The gift shop and museum are just two of the many unique qualities that struck me about Kahal Kadosh Beth Elohim (KKBE for short) synagogue at 90 Hasell Street in Charleston.
Another one is how the synagogue's columned entrance does not face the street. This is due to the Jewish custom that synagogues must face east toward Jerusalem. While a lovely layout amid trees and other greenery, it did pose a challenge to photograph. You can back up only so far before hitting a wall. So what you see (right) is the widest shot I could get.
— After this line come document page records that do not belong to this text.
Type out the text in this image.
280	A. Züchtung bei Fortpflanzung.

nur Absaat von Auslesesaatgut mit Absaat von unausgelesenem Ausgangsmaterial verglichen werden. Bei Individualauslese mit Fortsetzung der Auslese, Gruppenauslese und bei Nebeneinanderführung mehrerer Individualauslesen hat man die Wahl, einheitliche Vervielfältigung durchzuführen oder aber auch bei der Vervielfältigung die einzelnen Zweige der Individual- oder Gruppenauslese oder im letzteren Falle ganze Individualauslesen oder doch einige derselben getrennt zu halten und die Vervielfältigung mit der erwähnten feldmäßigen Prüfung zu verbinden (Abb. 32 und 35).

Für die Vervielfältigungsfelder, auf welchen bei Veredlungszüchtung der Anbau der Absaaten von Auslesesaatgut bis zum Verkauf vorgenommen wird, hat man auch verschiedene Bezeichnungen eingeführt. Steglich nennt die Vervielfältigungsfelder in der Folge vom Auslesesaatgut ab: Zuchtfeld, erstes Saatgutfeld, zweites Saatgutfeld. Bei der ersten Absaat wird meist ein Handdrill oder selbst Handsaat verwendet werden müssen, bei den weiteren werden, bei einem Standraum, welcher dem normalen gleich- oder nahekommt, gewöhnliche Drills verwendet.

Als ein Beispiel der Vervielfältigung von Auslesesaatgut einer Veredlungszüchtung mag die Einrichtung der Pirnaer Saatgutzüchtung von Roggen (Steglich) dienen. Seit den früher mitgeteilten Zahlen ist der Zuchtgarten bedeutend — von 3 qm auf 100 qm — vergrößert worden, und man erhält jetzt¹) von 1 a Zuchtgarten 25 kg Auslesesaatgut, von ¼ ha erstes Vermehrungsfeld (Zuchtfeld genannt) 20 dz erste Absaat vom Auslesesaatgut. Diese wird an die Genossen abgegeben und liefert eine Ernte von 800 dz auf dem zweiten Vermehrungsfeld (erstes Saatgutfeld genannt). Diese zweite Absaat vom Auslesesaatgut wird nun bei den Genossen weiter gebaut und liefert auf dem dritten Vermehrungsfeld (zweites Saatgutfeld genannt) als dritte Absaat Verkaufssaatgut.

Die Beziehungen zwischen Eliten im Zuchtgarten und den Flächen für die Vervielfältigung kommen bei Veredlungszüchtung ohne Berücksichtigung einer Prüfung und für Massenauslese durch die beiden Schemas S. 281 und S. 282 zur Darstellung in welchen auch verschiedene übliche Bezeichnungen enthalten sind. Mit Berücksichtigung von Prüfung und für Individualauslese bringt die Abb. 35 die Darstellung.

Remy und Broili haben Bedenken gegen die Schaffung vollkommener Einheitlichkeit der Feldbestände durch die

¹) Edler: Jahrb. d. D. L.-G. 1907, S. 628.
No big deal but, again, a unique feature of this very unique place.
|Anita Moise Rosenberg (left) and Randi Serrins|
I met these dynamic ladies a few months ago at that cemetery when they gave a tour to my College of Charleston "Beyond the Grave" class.
One of the reasons I wanted to meet with Rosenberg and Serrins was to see and photograph inside the synagogue.
I want to include KKBE and its Coming Street Cemetery in the book, even though it is different from the Christian churchyards downtown.
Jewish customs do not allow graveyards to be next to synagogues. But KKBE's cemetery is just as important and historic as the churchyards at St. Philip's and Circular Congregation.
I am pleased that Rosenberg and Serrins are OK with me including KKBE and Coming Street Cemetery in my book.
These are some of the photographs I took that will likely be used in the book. They kindly allowed me to see the Torah Ark, which is the large wooden ornamental closet at the back of the Bimah (Christians call this the altar) that you see in the photo on the left. It contains the synagogues Torah scrolls. How lovely they are!
Torah is defined as the law of God as revealed to Moses and recorded in the first five books of the Hebrew scripture.
Not long after the founding of Charles Town in 1670 Jews began to immigrate from Europe. They were attracted by promises of unprecedented freedoms. "This was the first place in the world where Jews could practice worship freely, own land and property, and hold elective office," Rosenberg said.
By the early 1800s, one in four Jews in America lived in Charleston. And these "Port City Jews" were the largest and wealthiest Jewish population in North America.
Kahal Kadosh Beth Elohim would be founded in 1749. Before that Jews would gather and worship in each other's homes. Pictured above is KKBE's first structure, built in 1794. It was the largest synagogue building in North America. But a huge fire in 1838 destroyed the wooden structure and other large portions of Charleston.
By 1840 the synagogue was rebuilt in the Greek Revival style by congregant David Lopez Jr. (who is buried at Coming Street Cemetery). The synagogue is somewhat hidden from the street but does get mentions when the carriage tours pass by.
What the guides' often say, and this is another KKBE distinction, is how it is the birthplace of Reform Judaism in America. Rosenberg and Serrins explained that in 1824 47 KKBE men petitioned for several changes that were different from traditional Jewish Orthodox practices "so that the religion would be more appealing to young people," Serrins said.
Up to that point, men and women had to sit separately during services, there was no music, the service was in Hebrew and it would last three to six hours. The reforms didn't sit well with many at KKBE but they would eventually be adopted.
"Since its earliest days, Reform Judaism has asserted that a Judaism frozen in time cannot coexist effectively with those who live in modern times," states this online source.
This synagogue and its people pack an extraordinary amount of history. So it is very fitting that KKBE has its own museum.
The museum is free and open to the public. There is a fee for guided tours of the synagogue and all the facilities here. A fine gift shop is available also.